Draw a large caterpillar "Bookworm" on a sheet of white paper. Make several copies. With every book that your child reads, they are allowed to color in one of the sections of the bookworm with a bright color of their choice. Keep bookworm on the fridge or favourite message board. When all is completed and "colorful", you can reward your child with a special treat. For example; going to the book store to buy a new book or something as simple as being treated to an ice cream cone. If you can't afford new books, go to the library, your child can get his/her own library card or visit a thrift store for used books.
Your child can keep each bookworm, name it and put the title of the book on the paper too, then insert into a folder or binder and keep them all. Have your child give out Bookworms to friends and start a Bookworm Club!
By linn from Canada
I think the easiest way to get children to enjoy reading is to start reading to them when they are very young, as soon as they can sit up and enjoy looking at pictures. Make 'story time" a part of the day's activities. As they get older, take them to the library and find books on subjects they enjoy. Also, let them see that Mom and Dad enjoy reading too, even if it means turning off the TV for a while. Encouraging a love of reading is one of the most important things you can do for your child.

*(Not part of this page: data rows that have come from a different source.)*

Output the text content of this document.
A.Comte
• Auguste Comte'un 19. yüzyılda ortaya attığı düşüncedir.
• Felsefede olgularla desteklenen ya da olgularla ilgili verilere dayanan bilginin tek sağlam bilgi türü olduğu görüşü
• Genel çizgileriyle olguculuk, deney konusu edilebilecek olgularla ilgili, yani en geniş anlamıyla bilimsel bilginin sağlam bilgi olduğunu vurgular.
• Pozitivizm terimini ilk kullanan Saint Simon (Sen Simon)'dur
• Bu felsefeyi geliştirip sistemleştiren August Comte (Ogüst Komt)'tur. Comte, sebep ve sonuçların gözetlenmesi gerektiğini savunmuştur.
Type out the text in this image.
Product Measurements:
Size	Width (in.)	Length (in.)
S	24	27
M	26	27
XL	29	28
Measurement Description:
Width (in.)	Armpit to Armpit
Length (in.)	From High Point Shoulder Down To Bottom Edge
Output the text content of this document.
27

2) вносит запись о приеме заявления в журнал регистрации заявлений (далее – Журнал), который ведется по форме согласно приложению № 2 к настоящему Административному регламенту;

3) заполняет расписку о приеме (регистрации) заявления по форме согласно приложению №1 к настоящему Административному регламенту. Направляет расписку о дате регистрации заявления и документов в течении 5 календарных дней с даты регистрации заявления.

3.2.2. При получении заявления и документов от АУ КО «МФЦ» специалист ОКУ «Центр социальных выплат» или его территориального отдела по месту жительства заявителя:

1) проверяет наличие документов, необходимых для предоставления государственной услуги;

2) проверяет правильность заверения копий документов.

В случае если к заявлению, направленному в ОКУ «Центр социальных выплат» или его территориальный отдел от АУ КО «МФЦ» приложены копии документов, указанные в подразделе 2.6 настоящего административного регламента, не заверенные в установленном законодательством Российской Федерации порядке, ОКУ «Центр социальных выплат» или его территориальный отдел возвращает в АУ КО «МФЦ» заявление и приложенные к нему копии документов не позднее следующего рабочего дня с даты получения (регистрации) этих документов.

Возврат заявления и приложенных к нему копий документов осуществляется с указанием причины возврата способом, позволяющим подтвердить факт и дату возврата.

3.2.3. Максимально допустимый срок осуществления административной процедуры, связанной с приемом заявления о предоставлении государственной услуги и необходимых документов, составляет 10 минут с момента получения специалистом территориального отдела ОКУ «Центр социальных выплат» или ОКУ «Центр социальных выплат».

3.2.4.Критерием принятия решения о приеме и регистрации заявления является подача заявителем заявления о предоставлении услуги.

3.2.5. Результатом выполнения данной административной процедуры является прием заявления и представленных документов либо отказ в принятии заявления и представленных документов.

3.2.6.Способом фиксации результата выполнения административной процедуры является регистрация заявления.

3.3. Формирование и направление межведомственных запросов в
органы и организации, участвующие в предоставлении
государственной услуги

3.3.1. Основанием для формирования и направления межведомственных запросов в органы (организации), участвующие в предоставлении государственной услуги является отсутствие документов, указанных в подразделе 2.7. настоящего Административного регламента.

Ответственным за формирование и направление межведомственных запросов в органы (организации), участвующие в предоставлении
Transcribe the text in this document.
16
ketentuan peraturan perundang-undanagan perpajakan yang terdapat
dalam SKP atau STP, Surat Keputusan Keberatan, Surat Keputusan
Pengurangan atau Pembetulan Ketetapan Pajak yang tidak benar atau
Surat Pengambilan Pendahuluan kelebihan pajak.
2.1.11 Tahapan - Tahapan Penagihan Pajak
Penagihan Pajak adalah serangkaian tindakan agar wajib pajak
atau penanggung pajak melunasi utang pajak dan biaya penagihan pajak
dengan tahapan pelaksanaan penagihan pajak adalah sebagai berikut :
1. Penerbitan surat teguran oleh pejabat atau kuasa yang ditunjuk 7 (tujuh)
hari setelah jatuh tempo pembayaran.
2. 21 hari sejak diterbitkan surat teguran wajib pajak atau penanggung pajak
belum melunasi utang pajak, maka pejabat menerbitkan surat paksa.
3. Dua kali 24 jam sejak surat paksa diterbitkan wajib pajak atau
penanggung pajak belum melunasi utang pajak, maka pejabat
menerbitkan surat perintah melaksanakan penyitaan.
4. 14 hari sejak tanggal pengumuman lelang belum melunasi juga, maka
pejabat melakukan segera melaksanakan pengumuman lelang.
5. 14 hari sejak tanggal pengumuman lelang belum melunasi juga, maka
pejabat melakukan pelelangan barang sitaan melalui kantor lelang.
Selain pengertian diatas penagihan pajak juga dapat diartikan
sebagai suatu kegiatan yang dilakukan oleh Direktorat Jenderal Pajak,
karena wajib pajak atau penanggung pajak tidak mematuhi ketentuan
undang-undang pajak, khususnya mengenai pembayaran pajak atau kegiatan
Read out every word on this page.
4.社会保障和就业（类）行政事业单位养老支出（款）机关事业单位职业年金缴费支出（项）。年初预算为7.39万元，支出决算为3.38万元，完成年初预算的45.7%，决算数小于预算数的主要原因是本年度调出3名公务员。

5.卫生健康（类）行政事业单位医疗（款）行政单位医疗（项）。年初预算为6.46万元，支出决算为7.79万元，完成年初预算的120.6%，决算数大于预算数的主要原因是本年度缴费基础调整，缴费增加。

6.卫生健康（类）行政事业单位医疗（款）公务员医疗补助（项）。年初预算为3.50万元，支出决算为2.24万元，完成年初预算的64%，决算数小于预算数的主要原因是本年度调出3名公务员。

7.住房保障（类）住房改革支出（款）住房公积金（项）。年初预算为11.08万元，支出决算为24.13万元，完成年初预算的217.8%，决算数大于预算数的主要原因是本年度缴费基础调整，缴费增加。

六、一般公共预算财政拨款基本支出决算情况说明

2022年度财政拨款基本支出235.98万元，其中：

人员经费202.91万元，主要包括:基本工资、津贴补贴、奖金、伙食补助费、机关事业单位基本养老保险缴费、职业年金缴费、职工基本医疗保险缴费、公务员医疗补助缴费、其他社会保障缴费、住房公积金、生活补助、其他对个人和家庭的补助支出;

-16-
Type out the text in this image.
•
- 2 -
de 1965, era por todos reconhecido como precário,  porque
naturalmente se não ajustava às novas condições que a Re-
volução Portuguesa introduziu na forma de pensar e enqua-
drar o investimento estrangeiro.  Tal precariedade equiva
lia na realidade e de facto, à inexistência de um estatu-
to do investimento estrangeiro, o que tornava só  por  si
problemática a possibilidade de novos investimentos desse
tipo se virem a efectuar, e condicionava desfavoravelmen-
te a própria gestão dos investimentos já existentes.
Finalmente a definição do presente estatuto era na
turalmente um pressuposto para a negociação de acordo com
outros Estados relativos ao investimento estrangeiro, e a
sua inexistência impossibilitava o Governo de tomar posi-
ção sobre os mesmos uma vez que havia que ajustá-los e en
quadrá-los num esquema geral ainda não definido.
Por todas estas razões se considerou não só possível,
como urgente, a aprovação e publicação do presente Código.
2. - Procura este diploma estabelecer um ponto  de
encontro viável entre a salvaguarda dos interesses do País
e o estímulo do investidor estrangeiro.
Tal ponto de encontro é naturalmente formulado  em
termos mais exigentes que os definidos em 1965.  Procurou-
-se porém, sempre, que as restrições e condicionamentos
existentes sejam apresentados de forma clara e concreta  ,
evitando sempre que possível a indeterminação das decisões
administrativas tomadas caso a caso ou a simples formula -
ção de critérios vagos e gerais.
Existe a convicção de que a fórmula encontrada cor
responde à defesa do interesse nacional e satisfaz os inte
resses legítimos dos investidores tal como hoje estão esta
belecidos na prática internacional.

By Joan from Chesterfield, MI
You as a parent/guardian are most important to the equation. Your time and interest will spark your child's.
First, lead by example. Let your children see you reading the newspaper or magazines. Occasionally read something age-appropriate and of interest out-loud to the family. Turn off (or not turn on) the television to curl up with a good book. Discuss books with friends. And refer to books for information rather than going to the computer all of the time.
Second, read the same book as your child(ren) so that you can discuss it with them. Play 'games' like guessing the ending ahead of time, or what will happen next, or what would have happened if.
Third, have your child 'help' you by reading a recipe out-loud step by step as you make a treat for the family. Or read craft instructions and then do the craft together. Give your child a short written list of groceries to get for you while shopping (be specific as to brand or add info like label color, etc). This usually works well with canned vegetables or soups.
Make reading fun and not a chore. Never criticize a child's choice of reading materials (unless they are very inappropriate). I had one child that hated reading any type of fiction until around 4th grade, but he devoured non-fiction material- how to, animal life, science, biography, space, etc. Then he went into a total fantasy phase. It keeps evolving but now he will read almost anything. My daughter loved "Junie B. Jones" books (while I disliked them because of the vernacular spelling and grammar), but she outgrew them in time. Both of my children now read several 'grades' above their current level and like to visit the library for new material regularly. It is never too early or too late to start.